Neues Ritual

In Aschaffenburg sind bei einem Messerangriff auf eine Kita-Gruppe ein zweijähriger Junge und ein 41jähriger Mann getötet worden.
Drei weitere wurden schwer verletzt, darunter ein zweijähriges Mädchen.
Der Täter: ein psychisch auffälliger afghanischer Flüchtling.
In der Folge geht auf den Social-Media-Kanälen der Ausschnitt einer 40 Jahre alten Rede viral. Der CSU-Politiker Franz Josef Strauß beschreibt darin das schaurige Ritual, das sich nach so einer Tat oft vollzieht:
1.Akt: Es passiert ein schreckliches Verbrechen.
2. Akt: Bestürzung und Empörung.
3. Akt: Ruf nach harten Maßnahmen.
4. Akt: Warnung vor Überreaktion.
5. Akt: Gar nichts.
6. Akt: Übergang zur Tagesordnung.
„Zur Tagesordnung übergehen“ bedeutet: Es geht weiter wie gewohnt. Das bereits festgeklopfte Programm wird durchgezogen. Um ein neues, ungeplantes Thema kümmert sich niemand weiter. Es wird nicht mehr erwähnt, man kehrt zum Alltag zurück.
Aber genau das können einige von uns nicht mehr.
Nämlich die, die vom 1. Akt, dem schrecklichen Verbrechen, unmittelbar getroffen sind. Wer einen geliebten Menschen – womöglich sein Kind – verloren hat, für den ist nichts mehr wie es war.
Ich bin selbst Mutter eines zweijährigen Sohnes und frage mich: Wie geht es jetzt den Familien der Opfer?
In den Medien haben sich schnell die Stimmen in den Vordergrund gedrängt, die die Tat für ihre Zwecke instrumentalisieren.
Und im schrillen Hin und Her der verschiedenen Lager, da gehen die Trauer, die Wut und der Schmerz der Angehörigen leider allzu leicht unter.
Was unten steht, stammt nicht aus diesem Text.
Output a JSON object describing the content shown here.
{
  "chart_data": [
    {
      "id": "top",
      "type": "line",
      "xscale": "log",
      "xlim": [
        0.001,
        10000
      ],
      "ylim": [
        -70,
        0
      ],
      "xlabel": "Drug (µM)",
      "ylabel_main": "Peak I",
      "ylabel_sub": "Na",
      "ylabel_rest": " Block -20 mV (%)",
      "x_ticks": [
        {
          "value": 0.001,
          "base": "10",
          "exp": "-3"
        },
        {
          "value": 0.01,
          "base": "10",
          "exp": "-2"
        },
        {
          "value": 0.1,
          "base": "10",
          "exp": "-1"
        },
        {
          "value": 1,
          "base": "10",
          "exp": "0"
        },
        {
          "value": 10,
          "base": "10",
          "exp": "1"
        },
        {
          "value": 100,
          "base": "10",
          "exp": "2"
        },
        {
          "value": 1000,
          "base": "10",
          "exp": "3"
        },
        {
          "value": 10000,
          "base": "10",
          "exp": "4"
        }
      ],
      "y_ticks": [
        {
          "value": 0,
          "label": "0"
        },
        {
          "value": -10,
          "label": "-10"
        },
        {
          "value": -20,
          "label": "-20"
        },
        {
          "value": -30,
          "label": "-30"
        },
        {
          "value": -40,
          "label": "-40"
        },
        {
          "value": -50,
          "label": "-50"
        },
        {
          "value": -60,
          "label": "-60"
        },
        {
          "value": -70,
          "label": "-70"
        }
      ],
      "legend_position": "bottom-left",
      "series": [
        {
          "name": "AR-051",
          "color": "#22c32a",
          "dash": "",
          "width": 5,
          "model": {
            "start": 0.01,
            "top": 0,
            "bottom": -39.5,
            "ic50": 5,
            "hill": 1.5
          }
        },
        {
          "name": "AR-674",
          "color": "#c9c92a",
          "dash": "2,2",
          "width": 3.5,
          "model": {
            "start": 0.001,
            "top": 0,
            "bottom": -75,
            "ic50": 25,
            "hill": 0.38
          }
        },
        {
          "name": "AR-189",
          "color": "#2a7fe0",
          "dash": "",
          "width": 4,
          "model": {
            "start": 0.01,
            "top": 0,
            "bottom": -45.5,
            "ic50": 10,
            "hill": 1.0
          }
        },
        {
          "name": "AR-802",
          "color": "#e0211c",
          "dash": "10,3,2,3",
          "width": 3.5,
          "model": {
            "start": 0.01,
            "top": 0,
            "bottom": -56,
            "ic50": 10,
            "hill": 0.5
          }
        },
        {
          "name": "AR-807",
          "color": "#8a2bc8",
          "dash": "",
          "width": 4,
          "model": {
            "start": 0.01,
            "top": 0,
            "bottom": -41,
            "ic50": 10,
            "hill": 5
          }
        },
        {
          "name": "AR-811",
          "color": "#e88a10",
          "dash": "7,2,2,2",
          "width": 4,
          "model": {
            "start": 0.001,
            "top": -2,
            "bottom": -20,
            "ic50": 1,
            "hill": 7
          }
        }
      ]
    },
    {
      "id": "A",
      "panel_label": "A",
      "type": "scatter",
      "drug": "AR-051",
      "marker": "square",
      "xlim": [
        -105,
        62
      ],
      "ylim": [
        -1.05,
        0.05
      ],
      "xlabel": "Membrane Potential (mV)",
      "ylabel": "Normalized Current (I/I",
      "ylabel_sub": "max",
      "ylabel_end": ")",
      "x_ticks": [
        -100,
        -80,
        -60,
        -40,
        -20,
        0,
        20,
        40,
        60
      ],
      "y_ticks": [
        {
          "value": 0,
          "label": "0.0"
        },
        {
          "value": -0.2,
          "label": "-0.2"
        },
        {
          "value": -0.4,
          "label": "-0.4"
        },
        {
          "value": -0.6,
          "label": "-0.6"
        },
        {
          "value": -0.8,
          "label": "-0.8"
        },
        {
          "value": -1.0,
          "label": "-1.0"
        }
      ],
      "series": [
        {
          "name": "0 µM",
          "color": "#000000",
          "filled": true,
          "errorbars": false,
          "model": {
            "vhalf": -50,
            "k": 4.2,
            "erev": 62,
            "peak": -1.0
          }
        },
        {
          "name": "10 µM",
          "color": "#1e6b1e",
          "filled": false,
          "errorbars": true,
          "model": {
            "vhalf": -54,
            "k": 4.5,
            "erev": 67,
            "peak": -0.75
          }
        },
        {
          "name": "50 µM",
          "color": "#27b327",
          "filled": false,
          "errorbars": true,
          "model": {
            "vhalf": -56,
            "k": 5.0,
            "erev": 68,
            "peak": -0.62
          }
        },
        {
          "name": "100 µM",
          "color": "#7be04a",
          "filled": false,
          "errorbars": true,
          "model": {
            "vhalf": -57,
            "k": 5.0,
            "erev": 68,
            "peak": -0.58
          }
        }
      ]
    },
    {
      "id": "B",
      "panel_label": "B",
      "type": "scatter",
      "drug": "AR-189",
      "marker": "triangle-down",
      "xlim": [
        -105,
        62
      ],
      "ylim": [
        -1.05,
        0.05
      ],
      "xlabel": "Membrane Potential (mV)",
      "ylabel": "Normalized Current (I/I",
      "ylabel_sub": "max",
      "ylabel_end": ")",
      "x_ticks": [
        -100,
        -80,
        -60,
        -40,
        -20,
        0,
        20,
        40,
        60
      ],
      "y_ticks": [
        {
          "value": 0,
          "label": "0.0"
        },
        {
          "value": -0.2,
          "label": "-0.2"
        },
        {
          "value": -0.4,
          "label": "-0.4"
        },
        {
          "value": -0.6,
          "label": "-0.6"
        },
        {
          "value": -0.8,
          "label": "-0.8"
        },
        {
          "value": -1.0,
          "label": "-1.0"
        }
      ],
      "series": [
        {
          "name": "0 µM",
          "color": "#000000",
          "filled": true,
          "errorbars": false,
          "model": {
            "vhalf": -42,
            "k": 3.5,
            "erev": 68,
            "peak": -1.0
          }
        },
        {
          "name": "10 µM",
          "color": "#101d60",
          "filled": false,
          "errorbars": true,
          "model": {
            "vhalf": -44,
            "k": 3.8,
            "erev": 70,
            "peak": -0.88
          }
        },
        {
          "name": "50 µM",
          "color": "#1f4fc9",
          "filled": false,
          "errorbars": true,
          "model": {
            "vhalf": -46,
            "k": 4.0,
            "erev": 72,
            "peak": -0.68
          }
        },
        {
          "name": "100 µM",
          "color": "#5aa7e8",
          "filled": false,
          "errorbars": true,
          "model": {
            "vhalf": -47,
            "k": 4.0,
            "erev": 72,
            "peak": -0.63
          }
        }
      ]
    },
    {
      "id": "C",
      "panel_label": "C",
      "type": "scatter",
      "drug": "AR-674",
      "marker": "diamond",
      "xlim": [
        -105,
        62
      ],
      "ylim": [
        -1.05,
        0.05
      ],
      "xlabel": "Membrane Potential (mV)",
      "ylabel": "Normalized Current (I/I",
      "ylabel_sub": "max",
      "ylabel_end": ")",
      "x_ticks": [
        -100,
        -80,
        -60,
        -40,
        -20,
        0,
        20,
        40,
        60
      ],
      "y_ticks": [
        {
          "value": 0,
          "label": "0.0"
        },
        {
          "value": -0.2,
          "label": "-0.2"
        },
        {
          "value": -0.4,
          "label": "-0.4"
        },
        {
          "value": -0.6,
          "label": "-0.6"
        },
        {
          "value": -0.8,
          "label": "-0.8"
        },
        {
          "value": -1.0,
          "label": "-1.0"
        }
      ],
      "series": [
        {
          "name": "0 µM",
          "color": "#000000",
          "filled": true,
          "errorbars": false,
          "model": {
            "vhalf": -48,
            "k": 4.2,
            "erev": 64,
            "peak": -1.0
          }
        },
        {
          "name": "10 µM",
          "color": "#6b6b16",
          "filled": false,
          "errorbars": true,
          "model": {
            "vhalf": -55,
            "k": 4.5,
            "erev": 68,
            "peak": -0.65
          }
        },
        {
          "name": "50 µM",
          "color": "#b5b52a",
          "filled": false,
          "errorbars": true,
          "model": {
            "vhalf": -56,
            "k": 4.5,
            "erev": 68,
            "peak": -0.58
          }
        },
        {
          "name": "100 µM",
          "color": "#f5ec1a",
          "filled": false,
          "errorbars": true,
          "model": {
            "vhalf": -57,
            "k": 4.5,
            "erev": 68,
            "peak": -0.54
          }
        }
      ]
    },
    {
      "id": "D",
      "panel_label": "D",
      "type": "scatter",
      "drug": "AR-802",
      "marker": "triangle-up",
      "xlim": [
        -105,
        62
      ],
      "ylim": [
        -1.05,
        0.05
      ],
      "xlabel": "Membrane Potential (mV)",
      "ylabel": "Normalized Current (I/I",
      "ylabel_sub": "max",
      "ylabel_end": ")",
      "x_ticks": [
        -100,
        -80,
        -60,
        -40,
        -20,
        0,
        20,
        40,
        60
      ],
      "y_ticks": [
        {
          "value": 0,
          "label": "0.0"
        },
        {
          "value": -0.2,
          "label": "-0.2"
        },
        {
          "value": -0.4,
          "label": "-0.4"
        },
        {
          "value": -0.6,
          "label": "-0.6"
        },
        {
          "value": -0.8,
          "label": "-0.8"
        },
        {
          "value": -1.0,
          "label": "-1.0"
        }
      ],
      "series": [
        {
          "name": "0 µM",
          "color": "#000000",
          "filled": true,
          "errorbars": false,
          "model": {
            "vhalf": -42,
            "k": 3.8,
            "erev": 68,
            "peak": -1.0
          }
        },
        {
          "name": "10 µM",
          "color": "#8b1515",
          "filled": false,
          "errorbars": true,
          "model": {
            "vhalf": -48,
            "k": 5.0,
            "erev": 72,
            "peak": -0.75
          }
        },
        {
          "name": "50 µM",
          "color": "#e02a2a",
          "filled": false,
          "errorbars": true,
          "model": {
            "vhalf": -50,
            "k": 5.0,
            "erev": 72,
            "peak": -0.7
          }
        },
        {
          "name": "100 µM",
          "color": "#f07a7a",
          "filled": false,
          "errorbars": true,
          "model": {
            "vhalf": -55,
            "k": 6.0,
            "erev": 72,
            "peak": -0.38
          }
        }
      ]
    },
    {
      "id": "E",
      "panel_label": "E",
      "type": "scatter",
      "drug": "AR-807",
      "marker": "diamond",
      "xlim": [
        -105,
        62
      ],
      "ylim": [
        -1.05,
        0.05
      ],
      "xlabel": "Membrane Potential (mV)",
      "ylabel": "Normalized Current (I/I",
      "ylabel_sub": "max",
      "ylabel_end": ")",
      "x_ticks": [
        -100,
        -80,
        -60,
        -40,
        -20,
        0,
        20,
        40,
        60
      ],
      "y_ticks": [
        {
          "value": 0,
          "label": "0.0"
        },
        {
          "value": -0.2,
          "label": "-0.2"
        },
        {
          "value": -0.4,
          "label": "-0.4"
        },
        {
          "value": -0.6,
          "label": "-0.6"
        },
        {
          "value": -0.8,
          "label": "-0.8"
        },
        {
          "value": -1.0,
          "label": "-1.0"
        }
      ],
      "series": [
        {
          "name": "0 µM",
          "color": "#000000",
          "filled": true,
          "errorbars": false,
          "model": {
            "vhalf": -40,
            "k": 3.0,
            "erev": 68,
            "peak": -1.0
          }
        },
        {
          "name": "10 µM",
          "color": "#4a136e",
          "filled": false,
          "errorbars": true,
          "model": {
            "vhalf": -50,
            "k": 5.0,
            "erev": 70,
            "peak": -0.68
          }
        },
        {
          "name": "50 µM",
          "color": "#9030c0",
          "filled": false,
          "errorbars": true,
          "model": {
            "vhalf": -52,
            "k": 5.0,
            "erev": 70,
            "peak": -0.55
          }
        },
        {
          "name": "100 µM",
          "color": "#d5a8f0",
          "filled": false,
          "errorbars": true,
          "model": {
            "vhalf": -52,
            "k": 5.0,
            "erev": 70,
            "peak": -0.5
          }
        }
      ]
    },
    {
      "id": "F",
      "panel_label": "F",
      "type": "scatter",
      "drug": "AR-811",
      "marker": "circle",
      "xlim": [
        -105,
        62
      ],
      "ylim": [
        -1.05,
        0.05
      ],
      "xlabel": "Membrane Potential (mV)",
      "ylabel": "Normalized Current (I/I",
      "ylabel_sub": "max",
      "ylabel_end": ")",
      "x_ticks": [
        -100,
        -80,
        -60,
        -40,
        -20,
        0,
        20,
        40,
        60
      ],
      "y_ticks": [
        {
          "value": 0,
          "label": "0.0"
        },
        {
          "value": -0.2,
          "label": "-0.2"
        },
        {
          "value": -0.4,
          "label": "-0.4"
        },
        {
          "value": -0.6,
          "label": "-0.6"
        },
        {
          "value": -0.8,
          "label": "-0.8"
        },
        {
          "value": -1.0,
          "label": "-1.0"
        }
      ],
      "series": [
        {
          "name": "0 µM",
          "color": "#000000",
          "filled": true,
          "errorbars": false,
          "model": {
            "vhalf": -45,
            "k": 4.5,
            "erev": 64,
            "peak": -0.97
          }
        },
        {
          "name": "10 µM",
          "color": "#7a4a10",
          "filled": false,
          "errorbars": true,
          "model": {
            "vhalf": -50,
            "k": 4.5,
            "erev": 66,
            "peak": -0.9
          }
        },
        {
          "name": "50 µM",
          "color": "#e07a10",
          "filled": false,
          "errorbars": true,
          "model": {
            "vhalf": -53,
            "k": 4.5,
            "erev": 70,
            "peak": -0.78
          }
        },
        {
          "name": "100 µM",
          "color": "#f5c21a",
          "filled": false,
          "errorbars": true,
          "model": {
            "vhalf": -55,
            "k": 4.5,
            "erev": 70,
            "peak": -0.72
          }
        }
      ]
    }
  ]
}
Das mag einer der Gründe sein, warum im 5. Akt so oft „nichts“ passiert, und am Ende alle so tun, als sei nichts gewesen.
Dabei glaube ich: Es gibt auch einen anderen Weg, in der Öffentlichkeit mit solch einer Tat umzugehen.
Wo also sind die besonnenen, ruhigen Stimmen, die sich nicht nur gegenseitig übertönen? Die analysieren, was da passiert ist – und entsprechend handeln.
Nach einem neuen Ritual:
1.Akt: Es passiert ein schreckliches Verbrechen.
2. Akt: Anteilnahme.
3. Akt: Nach geeigneten und verhältnismäßigen Maßnahmen suchen.
4. Akt: Entscheidungen treffen.
5. Akt: Versöhnung.
6. Akt: Übergang zu einer neuen Tagesordnung.
Mit so einem Ritual stehen wir als Gesellschaft hinter den wirklich Getroffenen. Um ihnen den Rücken zu stärken. Und um für uns alle etwas zu verändern. Zum Guten!